Là-haut, dans les montagnes, à la lisière des forêts du premier âge, dans ce paysage à couper le souffle, je me suis retrouvé face à face avec le chevreuil. Sans doute se sentait-il protégé : aurais-je pu le tirer ? Jamais ! Et il le savait ! Il m’a observé. Une éternité. Puis, il a fait un pas de côté, s’est effacé dans le rideau des brumes tenaces.
Je l’ai regardé s’éloigner, comme une ironie : il y a quelques semaines, un chasseur m’avait vanté les vertus incomparables du foie du chevreuil, lançant cette promesse : « le foie du premier chevreuil que je tirerai cette année sera pour vous… »
Et le voici, arrivant avec le précieux foie, le cœur aussi… du cervidé !
Cœur léger, cœur changeant / cœur de pierre, à cœur joie / bouche en cœur, main sur le cœur / tu parles dans l’air des lumières à cœur ouvert / tu devines tout, cœur invisible : tu ne comptes pas tes dons / tu palpite, tu soulèves, tu prends, tu tiens, tu emballes, tu cries, tu tournes / et le monde avec toi ne cesse de battre à ton rythme !
Cœur léger, cœur changeant / cœur de pierre, à cœur joie / bouche en cœur, main sur le cœur / tu parles dans l’air des lumières à cœur ouvert / tu devines tout, cœur invisible : tu ne comptes pas tes dons / tu palpite, tu soulèves, tu prends, tu tiens, tu emballes, tu cries, tu tournes / et le monde avec toi ne cesse de battre à ton rythme !
« Vous ne comprenez pas : elle est comme le cœur d’une fleur sans cœur… » chuchotent les lèvres de Nadja à Breton, qui lui confie le sien.
« Coeur léger coeur changeant coeur lourd
Le temps de rêver est bien court » répond Aragon
Est-ce vraiment ainsi que les hommes vivent ? Et les chevreuils au loin les suivent…

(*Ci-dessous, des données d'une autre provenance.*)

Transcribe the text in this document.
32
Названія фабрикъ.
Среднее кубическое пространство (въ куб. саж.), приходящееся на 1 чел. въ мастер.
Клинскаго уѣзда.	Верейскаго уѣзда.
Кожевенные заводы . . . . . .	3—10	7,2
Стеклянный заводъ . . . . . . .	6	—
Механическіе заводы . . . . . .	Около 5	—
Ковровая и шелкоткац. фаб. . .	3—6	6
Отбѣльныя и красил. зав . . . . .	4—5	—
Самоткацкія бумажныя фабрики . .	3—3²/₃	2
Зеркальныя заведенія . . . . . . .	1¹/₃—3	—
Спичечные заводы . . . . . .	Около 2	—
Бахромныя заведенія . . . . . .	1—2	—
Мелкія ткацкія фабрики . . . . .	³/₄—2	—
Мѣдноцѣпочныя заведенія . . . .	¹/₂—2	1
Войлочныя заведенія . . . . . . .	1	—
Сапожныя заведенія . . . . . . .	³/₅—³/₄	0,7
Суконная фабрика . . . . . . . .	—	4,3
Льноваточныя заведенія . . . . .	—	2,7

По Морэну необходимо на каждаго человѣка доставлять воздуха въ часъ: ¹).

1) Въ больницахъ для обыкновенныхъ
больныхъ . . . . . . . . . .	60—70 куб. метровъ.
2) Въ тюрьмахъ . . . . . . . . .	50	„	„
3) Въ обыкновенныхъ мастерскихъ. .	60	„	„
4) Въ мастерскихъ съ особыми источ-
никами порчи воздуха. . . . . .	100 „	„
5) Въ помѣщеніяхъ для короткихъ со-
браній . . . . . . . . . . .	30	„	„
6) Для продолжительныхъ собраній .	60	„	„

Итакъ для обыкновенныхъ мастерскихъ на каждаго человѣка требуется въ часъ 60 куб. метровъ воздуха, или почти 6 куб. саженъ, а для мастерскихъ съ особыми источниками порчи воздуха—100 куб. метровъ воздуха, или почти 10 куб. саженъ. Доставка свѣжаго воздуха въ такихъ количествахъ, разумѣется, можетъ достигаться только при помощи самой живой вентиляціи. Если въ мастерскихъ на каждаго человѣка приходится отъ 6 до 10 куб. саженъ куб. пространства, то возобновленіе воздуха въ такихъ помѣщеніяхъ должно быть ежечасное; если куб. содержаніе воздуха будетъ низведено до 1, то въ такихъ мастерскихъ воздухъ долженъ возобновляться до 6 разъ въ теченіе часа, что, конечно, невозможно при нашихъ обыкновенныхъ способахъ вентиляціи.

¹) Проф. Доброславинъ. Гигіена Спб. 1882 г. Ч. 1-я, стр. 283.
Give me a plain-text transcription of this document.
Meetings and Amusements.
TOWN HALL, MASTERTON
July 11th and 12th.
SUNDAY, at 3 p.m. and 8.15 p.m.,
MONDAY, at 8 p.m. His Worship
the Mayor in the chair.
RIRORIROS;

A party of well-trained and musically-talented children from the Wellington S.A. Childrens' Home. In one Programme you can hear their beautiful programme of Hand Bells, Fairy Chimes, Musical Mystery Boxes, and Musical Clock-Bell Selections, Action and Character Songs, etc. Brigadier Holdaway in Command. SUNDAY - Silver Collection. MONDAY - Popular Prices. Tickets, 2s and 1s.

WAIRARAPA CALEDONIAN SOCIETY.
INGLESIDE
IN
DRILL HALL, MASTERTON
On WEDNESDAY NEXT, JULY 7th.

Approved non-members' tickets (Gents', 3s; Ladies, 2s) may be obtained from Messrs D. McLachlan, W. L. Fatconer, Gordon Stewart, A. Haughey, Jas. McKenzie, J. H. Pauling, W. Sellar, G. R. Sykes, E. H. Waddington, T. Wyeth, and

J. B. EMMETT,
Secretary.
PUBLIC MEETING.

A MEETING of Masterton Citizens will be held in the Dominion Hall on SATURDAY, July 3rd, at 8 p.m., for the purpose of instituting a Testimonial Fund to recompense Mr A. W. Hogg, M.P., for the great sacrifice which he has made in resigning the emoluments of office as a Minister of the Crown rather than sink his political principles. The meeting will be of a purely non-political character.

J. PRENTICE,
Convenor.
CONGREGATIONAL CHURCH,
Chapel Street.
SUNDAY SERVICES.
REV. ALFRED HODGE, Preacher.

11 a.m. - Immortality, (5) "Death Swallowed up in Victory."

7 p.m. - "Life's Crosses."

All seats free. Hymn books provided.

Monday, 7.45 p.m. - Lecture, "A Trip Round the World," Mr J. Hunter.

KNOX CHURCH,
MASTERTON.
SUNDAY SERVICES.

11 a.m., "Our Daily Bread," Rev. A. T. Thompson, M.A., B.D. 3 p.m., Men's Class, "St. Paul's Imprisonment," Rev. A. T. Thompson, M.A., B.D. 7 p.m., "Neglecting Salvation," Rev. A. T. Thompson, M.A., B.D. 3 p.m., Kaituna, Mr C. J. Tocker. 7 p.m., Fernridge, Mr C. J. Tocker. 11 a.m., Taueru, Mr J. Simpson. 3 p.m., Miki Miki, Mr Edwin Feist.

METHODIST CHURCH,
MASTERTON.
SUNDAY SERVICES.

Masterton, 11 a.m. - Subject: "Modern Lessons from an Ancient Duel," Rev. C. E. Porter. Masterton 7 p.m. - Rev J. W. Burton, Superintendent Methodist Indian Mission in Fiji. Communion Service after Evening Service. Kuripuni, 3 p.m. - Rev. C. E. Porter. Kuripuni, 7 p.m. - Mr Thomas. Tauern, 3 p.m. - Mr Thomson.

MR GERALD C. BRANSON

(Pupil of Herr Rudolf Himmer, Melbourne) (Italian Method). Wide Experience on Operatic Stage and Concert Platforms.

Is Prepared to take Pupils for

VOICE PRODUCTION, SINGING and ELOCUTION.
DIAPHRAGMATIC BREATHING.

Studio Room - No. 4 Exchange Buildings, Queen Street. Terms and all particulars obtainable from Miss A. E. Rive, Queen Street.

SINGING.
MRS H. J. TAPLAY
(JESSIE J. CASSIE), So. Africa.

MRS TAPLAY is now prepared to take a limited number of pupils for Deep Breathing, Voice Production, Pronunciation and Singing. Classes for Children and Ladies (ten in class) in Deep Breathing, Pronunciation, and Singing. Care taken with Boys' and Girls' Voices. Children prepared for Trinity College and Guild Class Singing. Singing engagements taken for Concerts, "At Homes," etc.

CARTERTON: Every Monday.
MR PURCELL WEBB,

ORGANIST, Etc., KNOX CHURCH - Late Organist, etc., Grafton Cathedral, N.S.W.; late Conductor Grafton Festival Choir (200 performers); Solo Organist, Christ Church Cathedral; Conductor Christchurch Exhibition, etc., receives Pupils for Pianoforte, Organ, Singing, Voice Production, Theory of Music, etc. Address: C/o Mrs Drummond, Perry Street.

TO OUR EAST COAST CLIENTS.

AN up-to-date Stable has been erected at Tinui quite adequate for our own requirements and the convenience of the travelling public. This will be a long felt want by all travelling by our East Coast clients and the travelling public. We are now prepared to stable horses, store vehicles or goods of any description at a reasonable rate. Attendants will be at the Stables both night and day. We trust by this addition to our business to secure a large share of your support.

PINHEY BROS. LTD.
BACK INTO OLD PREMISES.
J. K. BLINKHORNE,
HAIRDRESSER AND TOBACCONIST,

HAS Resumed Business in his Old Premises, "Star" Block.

Mon cœur sur la main, je suis monté en direction de ce val sauvage. J’avais entendu parler d’un endroit merveilleux, là-haut, sous les crêtes ajourées. La maison était là, à l’extrémité d’un hameau perdu : gerbes de fleurs de montagnes, prairies à pic, odeur du mélèze des façades, fumerolles et soleils lancinants. A l’intérieur, une cuisine superbe, larges baies vitrées, serties dans le paysage, ouvertes sur l’infini. Un chat, qui n'était pas celui de Schrödinger, m'observait par la fenêtre de la cuisine.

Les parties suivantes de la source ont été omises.